Consider different strategies:

  • What are all the different approaches we could take to protect heritage or cultural assets from impacts of climate change and ecocidal damage? 
  • Do we have any responsibility to help protect the heritage or culture of local or threatened places or people, beyond our own organisation?
  • Are there ways we can work, for example, with creatives, technical experts, or indigenous people to experiment with and promote these strategies?

RESOURCES FOR THIS TASK

See Stage Three for a planning canvas for putting adaptation into practice.

Here are some thematic areas you can consider action for care and resilience: 

  • How could we draw on our creativity and influence to protect biodiverse heritage?
  • Can this include supporting indigenous and community stewardship?
  • Can we promote the campaign for an ecocide law?

  • Can we use technology to virtually recreate threatened or lost places? For example, could we work with local communities to pool their knowledge of a site that’s at risk of loss to flooding?
  • How can you help raise awareness of inequality and injustice, or galvanise people to protect places from climate impacts?

  • Can we help to memorialise lost species, cultures and places?
  • How can we give space to spiritual activities and support people’s grief at loss?
  • How much are we considering losses of intangible heritage?

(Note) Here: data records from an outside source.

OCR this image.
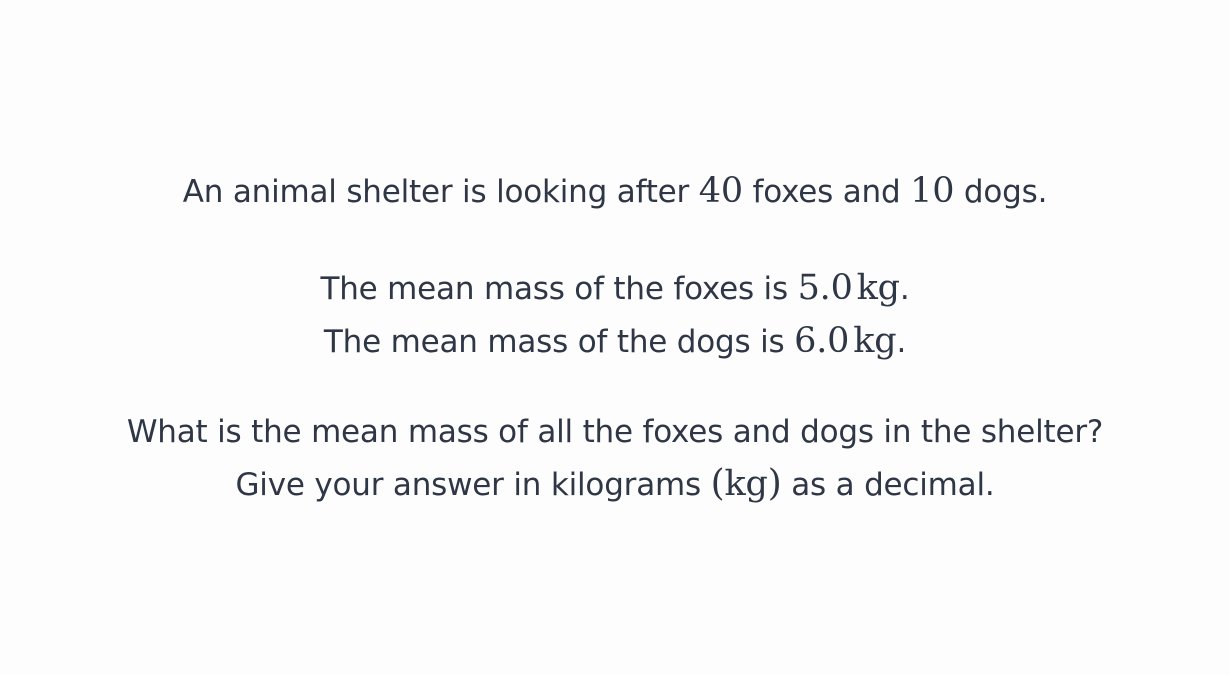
An animal shelter is looking after 40 foxes and 10 dogs.
The mean mass of the foxes is 5.0 kg.
The mean mass of the dogs is 6.0 kg.
What is the mean mass of all the foxes and dogs in the shelter?
Give your answer in kilograms (kg) as a decimal.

  • What opportunities are there to educate audiences for justice and care for refugees, and raise awareness of causes of displacement?
  • Can you plan to offer refuge and support in disaster or crisis situations (e.g. space, equipment and emotional support)?

  • Adapting our Culture: this toolkit helps cultural organisations adapt to the impacts of climate change and thrive in a climate-changed world. 
  • BC Heritage Emergency Response Network: British Columbia Heritage.
  • Climate Heritage Network: international heritage sector, including museums and arts, galvanising action for mitigation and adaptation with strong link to UN and ICOMOS. 
  • Peacebuilding Assessment Tool for Heritage Recovery and Rehabilitation (PATH): provides vital insights into the cultural drivers of a conflict such as unresolved grievances. This toolkit helps organisations take key decisions on which heritage gets preserved or rebuilt, where, when and by whom. 
  • Sustainability in Conservation (SiC): an international NGO aimed at promoting sustainability and environmental awareness in conservation of cultural heritage and related fields, highlighting the duality of conserving the planet along with the art and heritage it contains. 
  • Historic England: advice on flooding and heritage buildings, and other resources for caring for the built environment in a changing climate. 
  • Snowchange: started in late 2000 to document climate and environmental change in the North and work with local and Indigenous communities of the Earth’s Northern regions. 
  • What’s Next: a movement for the resilience of the arts and culture sector, with regular meetings and local chapters. 
  • Article on the role of culture in adaptation, resilience and transition (B. McKenzie)
  • Adaptation Scotland: not focused on the cultural sector but very informative of wider impacts and measures.